This Small Business Innovation Research Program (SBIR) Phase I project is to design and develop an automatic conformance checking solution that can quickly detect inconsistencies between virtual devices and hardware prototypes. Computer and consumer electronics manufacturers are facing increasingly complex hardware designs, and lengthy, painstaking software and hardware integration processes. To address tight time-to-market deadlines, many manufacturers develop software drivers over virtual devices before hardware is available. However, to realize the benefits of early software development, it is critical to ensure consistency between the virtual and physical devices, so that software developed over the virtual device will work on the physical device when it becomes available. This project will study and design tools to help discover and report inconsistencies to developers, with the goal of reducing testing and development effort, while improving product quality.

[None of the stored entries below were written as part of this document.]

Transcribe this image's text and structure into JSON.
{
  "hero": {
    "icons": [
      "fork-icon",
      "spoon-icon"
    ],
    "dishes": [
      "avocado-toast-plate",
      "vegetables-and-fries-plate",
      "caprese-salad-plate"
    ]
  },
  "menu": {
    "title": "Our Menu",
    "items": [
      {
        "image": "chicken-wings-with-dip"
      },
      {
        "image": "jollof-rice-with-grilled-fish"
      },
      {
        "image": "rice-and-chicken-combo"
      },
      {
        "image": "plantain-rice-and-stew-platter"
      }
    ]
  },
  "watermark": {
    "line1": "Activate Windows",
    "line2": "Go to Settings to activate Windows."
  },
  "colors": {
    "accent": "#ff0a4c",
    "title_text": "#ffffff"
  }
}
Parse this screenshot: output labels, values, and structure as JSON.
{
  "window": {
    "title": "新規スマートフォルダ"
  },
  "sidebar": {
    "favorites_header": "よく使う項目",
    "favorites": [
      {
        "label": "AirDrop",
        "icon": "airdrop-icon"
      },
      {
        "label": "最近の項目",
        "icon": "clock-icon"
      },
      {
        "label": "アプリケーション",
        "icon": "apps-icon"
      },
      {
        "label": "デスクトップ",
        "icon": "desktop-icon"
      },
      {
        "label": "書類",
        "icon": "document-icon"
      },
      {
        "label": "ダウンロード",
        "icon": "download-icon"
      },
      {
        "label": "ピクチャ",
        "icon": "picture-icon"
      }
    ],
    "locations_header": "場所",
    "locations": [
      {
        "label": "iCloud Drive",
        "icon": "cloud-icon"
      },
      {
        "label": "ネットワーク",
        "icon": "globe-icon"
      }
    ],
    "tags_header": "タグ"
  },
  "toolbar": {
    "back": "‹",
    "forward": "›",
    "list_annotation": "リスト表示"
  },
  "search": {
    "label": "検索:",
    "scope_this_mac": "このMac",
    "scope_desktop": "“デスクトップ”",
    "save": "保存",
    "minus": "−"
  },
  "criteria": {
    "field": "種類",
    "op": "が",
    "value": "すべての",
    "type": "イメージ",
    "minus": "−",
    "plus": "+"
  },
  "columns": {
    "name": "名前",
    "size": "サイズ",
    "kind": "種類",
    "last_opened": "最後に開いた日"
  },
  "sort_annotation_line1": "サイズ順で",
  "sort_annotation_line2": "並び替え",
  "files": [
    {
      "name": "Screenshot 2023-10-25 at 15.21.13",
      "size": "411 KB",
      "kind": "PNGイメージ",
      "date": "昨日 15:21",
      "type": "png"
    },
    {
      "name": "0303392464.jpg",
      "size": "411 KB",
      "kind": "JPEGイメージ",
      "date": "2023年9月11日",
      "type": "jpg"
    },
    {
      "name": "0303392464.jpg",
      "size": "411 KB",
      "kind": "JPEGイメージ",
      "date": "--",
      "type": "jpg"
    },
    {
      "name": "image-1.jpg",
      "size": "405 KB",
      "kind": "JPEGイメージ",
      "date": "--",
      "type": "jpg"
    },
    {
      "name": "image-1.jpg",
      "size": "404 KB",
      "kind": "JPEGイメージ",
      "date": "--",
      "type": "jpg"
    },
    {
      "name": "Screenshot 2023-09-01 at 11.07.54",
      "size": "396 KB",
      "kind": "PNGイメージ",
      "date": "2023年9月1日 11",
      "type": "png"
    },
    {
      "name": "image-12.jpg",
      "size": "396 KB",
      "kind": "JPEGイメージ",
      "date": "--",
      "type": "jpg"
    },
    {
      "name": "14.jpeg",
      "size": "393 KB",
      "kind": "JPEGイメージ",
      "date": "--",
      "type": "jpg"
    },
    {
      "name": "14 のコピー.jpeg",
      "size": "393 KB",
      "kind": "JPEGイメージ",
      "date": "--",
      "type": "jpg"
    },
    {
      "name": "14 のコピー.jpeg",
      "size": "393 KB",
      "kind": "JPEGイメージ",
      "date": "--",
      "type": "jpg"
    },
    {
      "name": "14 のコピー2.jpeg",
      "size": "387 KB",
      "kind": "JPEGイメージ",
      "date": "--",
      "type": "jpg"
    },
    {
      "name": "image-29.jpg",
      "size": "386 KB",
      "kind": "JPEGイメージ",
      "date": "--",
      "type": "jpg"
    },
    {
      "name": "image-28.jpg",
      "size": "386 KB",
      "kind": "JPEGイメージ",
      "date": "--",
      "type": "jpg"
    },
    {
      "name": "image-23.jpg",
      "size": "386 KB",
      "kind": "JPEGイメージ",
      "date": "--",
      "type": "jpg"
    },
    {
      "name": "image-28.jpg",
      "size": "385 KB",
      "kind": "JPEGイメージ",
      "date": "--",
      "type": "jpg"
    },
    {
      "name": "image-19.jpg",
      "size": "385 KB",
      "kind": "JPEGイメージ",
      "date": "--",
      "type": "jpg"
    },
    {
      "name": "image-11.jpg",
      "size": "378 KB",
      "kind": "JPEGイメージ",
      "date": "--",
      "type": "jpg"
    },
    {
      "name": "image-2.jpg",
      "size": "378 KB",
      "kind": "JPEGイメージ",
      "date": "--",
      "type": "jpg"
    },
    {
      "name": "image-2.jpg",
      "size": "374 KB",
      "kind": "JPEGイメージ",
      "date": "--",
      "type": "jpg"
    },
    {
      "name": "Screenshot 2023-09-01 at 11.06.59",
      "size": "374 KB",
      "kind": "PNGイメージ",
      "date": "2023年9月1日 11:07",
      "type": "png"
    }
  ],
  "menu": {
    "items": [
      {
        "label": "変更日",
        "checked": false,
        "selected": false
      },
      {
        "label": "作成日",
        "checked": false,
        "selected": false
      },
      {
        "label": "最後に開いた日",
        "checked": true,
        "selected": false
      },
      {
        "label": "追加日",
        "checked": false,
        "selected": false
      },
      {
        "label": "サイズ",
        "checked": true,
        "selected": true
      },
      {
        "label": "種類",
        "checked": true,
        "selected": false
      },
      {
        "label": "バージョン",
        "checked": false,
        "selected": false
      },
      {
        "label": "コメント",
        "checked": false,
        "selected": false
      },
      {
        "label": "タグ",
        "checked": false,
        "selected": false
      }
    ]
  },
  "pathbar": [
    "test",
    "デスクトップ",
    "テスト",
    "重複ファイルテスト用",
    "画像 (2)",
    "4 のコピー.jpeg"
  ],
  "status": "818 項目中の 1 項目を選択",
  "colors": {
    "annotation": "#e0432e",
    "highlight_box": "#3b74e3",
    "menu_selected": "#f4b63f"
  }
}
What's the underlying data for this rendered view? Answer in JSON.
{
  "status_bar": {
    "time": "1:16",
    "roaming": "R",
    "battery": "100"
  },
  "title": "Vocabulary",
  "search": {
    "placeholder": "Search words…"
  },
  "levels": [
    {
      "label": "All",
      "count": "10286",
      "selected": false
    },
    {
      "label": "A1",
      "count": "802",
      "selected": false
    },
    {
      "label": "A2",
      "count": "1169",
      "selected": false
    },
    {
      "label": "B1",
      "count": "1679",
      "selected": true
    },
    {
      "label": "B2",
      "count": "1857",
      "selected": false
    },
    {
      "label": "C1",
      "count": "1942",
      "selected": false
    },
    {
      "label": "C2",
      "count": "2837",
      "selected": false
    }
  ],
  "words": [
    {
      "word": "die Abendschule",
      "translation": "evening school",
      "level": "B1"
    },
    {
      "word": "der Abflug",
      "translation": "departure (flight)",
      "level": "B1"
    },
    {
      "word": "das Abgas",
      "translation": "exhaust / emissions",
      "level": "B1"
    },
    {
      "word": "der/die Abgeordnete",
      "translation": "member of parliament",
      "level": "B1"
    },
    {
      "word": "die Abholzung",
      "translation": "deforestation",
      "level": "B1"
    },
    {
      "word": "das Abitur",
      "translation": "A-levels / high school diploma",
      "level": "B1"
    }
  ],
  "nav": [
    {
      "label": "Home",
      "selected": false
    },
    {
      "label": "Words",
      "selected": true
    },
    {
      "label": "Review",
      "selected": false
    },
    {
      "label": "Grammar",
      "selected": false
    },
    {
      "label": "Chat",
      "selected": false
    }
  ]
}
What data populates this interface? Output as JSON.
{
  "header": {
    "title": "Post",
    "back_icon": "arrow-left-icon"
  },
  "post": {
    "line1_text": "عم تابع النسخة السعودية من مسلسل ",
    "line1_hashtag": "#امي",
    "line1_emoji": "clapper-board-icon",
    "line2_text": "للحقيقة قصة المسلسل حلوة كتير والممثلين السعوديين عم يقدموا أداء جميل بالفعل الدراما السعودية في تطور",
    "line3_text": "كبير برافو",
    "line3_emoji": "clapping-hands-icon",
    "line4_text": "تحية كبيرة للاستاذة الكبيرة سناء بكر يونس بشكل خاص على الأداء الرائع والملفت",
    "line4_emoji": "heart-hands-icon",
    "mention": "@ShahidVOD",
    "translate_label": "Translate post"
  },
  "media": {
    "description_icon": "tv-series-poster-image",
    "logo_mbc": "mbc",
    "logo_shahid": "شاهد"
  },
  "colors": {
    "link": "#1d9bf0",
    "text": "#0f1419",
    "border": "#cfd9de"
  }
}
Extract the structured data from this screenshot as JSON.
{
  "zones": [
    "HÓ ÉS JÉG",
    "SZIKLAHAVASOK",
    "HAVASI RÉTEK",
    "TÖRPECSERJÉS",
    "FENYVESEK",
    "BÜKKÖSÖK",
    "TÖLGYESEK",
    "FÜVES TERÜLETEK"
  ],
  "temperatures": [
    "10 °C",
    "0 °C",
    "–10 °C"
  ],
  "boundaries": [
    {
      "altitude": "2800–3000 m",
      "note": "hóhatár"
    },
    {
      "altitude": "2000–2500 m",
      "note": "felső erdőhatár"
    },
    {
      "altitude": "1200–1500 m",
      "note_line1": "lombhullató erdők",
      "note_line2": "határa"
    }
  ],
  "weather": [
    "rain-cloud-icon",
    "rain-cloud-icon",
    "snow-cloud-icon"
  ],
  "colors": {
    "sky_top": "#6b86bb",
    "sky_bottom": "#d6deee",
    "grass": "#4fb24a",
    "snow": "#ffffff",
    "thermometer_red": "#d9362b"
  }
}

The broader impact/commercial potential of this project is to provide software tools to ensure the effectiveness of early software development. Computer device manufacturers are targeting fast-evolving segments, such as the mobile market, and face intense competition. To remain competitive, manufacturers are eager to adopt new technologies, such as virtual prototyping, to enable early software development. Conformance checking helps detect the inconsistencies between virtual and physical hardware, and thus helps cut product time-to-market. This project will also benefit vendors that build virtual prototyping platforms by extending the current feature set with conformance checking. The addition of these features will enable the full power of early software development using virtual prototyping, and will encourage more users to use their products.
This SBIR Phase I project enhances virtual prototyping, an emerging industrial movement for early software development, especially in the mobile and embedded markets. In response to increasing competition and extremely tight deadlines, mobile manufacturers and system builders develop virtual devices to mimic hardware that is not available. They can then design software over these virtual devices before the physical devices are made available and mass manufactured. The research outcome for this SBIR project improves the quality of virtual prototyping, enabling efficient and effective early software development with virtual devices. Quality, effectiveness, and efficiency are achieved with software tools, which can generate high coverage test cases, visualize test coverage, check conformance between virtual devices and early physical device prototypes, and bridge virtual devices across platforms. This project produces a set of software tools that enhance virtual prototyping. This set includes a software tool that generates test cases for devices and device drivers, a software tool that monitors driver and device interaction, and a software tool that visualizes the code coverage of test cases. By the end of this SBIR Phase I project, a leading hardware manufacturer had already started deploying these software tools. Developers benefit from the software tool's ability to automatically generate test cases for devices and device drivers, and its ability to automatically highlight the inconsistencies between virtual and physical prototypes. Managers of the development team benefit from the software tool's ability to visualize software test coverage, and its ability to measure similarity between the virtual and physical devices. Both abilities increase the efficiency of product development and improve product quality for mobile and embedded devices developed under tight deadlines.